Are you a Hobbesian or a Rousseauian? Most people’s core worldview falls into one philosophical camp or the other, which usually determines where we fall on the political spectrum.
Thomas Hobbes was a 17th century philosopher who argued that deference to authority, and faith in strong leaders, the law and civic institutions are necessary to save us from ourselves. Otherwise, in his view, humans would continually fight over power and resources.
Jean-Jacque Rousseau was an 18th century philosopher who argued the opposite, believing that humans start out innocent and get corrupted by society. Private ownership of land was anathema to him, and he famously said, “You are lost if you forget that the fruits of the earth belong to all and the earth to no one!”
Hobbes was a social Darwinian over two centuries before Darwin was born. He is considered the “father of political philosophy,” which is to say, he poured the philosophical foundation for the system that is crumbling around us today.
As the Stanford Encyclopedia of Philosophy states, “Hobbes is famous for ‘social contract theory,’ the method of justifying political principles or arrangements by appeal to the agreement that would be made among rational, free and equal persons.”

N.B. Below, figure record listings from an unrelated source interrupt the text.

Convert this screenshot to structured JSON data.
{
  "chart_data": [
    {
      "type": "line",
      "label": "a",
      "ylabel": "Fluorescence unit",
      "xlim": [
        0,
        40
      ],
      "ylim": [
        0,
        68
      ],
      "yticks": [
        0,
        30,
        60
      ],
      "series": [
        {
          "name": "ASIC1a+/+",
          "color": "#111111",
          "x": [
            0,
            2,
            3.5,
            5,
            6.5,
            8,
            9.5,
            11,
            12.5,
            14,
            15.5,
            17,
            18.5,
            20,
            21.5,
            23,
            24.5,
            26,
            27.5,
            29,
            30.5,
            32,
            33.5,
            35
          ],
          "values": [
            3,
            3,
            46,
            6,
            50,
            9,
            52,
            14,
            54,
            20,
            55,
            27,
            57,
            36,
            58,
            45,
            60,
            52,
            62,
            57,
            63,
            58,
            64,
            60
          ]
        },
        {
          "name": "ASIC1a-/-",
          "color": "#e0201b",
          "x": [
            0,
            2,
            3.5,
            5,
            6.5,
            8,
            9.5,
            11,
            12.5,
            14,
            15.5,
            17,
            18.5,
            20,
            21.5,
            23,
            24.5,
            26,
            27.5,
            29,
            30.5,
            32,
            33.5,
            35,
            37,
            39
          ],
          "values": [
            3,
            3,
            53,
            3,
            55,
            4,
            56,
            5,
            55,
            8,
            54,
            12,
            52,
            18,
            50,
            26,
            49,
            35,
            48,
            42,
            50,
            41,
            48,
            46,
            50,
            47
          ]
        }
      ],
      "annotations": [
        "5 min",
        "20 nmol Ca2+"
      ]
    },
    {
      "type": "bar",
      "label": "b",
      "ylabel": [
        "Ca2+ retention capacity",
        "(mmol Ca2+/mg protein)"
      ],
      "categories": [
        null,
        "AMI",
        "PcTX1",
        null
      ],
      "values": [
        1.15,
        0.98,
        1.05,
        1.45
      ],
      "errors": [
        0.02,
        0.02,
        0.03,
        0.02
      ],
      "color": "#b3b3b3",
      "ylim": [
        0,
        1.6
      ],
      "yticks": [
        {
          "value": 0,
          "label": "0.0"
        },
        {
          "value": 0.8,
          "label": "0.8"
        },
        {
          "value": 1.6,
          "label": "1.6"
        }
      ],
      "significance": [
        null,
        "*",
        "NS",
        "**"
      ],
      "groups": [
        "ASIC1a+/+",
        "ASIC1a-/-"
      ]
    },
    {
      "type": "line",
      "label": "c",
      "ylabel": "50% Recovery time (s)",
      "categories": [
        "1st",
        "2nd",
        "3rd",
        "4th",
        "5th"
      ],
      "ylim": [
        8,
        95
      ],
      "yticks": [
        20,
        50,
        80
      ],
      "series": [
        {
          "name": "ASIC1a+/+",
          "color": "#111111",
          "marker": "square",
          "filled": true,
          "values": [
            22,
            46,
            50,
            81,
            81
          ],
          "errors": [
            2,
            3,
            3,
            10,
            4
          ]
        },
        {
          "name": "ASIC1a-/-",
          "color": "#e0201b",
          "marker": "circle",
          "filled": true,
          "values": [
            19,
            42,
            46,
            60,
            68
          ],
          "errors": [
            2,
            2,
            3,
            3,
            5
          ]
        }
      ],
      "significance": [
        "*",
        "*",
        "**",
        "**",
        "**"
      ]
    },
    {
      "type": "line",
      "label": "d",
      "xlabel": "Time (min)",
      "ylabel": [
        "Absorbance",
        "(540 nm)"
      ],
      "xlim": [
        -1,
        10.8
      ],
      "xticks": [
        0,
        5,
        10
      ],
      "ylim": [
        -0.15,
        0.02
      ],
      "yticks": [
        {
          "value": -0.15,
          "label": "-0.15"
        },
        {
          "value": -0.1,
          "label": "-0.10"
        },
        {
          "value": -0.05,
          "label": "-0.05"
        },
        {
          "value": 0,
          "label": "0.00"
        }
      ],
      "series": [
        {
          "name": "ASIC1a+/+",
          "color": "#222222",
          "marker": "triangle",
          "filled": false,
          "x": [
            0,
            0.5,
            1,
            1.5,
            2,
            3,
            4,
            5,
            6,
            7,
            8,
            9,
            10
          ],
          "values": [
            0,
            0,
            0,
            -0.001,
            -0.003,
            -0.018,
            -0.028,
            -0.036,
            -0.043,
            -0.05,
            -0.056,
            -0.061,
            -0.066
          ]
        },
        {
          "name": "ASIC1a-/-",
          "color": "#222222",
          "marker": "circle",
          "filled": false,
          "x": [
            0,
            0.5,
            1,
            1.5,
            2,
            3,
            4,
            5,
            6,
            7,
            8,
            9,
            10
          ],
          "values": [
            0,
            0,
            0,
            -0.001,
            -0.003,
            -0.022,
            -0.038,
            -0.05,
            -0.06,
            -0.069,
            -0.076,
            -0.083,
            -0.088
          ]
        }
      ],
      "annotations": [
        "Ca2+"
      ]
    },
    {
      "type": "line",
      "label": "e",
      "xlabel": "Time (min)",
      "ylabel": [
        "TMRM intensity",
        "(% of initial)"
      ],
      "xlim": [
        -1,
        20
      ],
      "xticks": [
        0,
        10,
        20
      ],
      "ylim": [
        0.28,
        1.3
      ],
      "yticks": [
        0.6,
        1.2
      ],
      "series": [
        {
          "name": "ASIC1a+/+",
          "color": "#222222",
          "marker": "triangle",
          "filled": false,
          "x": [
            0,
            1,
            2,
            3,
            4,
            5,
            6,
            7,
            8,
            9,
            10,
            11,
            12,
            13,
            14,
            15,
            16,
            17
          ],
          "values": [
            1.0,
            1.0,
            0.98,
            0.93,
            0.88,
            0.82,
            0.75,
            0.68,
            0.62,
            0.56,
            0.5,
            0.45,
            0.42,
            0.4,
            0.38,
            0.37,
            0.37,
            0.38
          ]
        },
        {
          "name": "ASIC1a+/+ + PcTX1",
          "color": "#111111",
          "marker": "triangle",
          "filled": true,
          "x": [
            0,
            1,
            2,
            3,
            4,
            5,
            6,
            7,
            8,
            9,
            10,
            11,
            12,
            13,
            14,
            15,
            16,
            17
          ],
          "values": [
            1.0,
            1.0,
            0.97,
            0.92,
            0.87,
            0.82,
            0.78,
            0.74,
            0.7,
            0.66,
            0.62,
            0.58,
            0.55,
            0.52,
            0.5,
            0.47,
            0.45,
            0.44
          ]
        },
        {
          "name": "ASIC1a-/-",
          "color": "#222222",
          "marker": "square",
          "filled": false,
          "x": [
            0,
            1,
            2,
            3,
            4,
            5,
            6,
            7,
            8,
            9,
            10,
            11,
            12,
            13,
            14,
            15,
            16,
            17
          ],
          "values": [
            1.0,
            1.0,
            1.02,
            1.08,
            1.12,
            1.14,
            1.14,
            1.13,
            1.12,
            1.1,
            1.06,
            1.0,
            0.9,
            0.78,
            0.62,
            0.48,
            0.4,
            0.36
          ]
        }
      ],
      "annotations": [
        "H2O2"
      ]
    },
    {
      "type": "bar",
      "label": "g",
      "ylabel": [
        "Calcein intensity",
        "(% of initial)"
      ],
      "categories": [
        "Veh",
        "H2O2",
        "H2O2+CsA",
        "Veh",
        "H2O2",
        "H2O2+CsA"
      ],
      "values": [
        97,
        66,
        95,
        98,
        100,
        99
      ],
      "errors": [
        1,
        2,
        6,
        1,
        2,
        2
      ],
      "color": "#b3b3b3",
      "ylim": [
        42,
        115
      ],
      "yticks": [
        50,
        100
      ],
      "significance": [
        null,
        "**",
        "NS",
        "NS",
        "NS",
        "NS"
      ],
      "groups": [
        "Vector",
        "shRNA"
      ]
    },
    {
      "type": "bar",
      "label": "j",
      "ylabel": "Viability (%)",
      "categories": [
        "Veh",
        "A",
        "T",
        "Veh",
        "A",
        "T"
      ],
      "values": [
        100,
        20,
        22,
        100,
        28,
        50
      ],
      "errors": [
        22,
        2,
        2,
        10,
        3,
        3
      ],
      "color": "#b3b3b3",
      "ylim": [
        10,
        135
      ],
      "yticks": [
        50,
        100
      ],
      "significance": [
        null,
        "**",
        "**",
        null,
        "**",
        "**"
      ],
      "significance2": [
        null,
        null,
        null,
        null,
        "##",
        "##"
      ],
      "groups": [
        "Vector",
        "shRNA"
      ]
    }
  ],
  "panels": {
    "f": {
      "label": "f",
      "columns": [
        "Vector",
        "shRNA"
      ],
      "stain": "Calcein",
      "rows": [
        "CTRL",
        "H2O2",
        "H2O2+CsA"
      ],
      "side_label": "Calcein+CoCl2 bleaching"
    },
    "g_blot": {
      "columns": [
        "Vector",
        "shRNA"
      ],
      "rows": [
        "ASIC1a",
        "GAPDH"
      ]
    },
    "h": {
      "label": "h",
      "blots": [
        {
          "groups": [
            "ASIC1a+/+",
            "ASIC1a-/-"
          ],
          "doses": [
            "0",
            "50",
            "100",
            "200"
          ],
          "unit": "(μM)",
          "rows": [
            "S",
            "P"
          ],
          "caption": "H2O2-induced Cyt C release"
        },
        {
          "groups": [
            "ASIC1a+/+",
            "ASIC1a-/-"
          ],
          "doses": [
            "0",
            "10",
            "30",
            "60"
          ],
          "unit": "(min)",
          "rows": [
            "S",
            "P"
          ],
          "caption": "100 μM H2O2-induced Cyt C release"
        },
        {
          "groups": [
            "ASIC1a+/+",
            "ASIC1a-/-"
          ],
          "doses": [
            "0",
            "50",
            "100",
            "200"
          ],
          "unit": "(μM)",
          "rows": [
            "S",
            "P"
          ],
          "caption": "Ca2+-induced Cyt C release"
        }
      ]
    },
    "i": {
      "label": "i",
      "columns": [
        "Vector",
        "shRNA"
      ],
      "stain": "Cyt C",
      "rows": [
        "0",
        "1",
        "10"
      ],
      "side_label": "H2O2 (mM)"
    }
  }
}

“He is infamous for having used the social contract method to arrive at the astonishing conclusion that we ought to submit to the authority of an absolute—undivided and unlimited—sovereign power.”
Rousseau, on the other hand, is considered the father (again in the sexist language and practice of philosophy) of the Romantic Movement. Rousseau’s saw “philosophers as the post-hoc rationalizers of self-interest, as apologists for various forms of tyranny, and as playing a role in the alienation of the modern individual from humanity’s natural impulse to compassion.”
In short, Hobbes “tooth and claw” view of nature is the philosophy of plutocrats and autocrats on the right, whereas Rousseau’s notion that “nothing is so gentle as man in his primitive state” often underlies people’s views on the left.
For myself, I see these as two sides of the same debased coin. On one hand, humans are only immutably self-centered and self-interested if we accept ourselves and resign to humanity as such. On the other hand, the notion of “humanity’s natural impulse to compassion” is poppycock.
Hobbes was correct in saying that in the “state of nature,” human life was “nasty, brutish and short.” But Rousseau was correct in saying that “everything degenerates in the hands of man.”
Ironically, Hobbes is seen as a philosopher of hope, since “though violence is in our genes, we go to extraordinary lengths to contain it.” Whereas Rousseau was “consistently and overwhelmingly pessimistic that humanity will escape from a dystopia of alienation, oppression and unfreedom.”
We live in the self-fulfilling prophecy of a Hobbesian world. That’s demonstrated by an incredibly wrongheaded article in the Telegraph about a month before Donald Trump was elected, entitled, “Science shows Thomas Hobbes was right—which is why the Right-wing rule the Earth.”
Such a view fails to make the first distinction of any intelligent human being, which is between nature and human nature. Both questions have to be left open. What nature essentially is, and what humans essentially are, are unanswerable questions with certainty and finality.
That said, the evolution of “fully modern humans” produced a qualitatively different kind of creature. Philosophers acknowledged this fact long before Hobbes and Rousseau put their own spins on the old conundrum of ‘man’s place in nature.’ The attempt to scientize human behavior, epitomized by the fad of evolutionary psychology and the “science shows” mentality, is the mark of our absurd age.
Traditional Christian theology both recognized and believed it resolved what used to be called “the riddle of man” by positing special creation, adding insult to injury by proclaiming, “man is made in the image of God.” Even as a boy I thought it must be one miserable God if that’s true.
My philosophical obsession as a young man was in this area, what’s called “theories of human nature.” The basic direction of humankind is to separate, divide and increasingly fragment the earth and ourselves, whereas all other life unfolds in seamless wholeness. I had to find out how evolution could produce a creature, so-called Homo sapiens sapiens (“wise wise humans” no less) which operate antithetically to nature’s essential movement.
If nature is essentially a movement of seamless wholeness unfolding over eons, and wholeness is essentially good, how could nature evolve such a creature as man, which is increasingly, if not inherently fragmented and corrupt?
Put another way, why do humans, a single, supposedly sapient species, have the capability of dominating the planet to the extent that we’re bringing about the Sixth Mass Extinction in the entire history of life on Earth?
I found out I feel, but then saw that the explanation doesn’t change the explained, beginning with myself.
However it does provide a good philosophical foundation, though as David Bohm, the man Einstein called his spiritual and intellectual son wisely advised me, “Don’t make another philosophical system out of it.”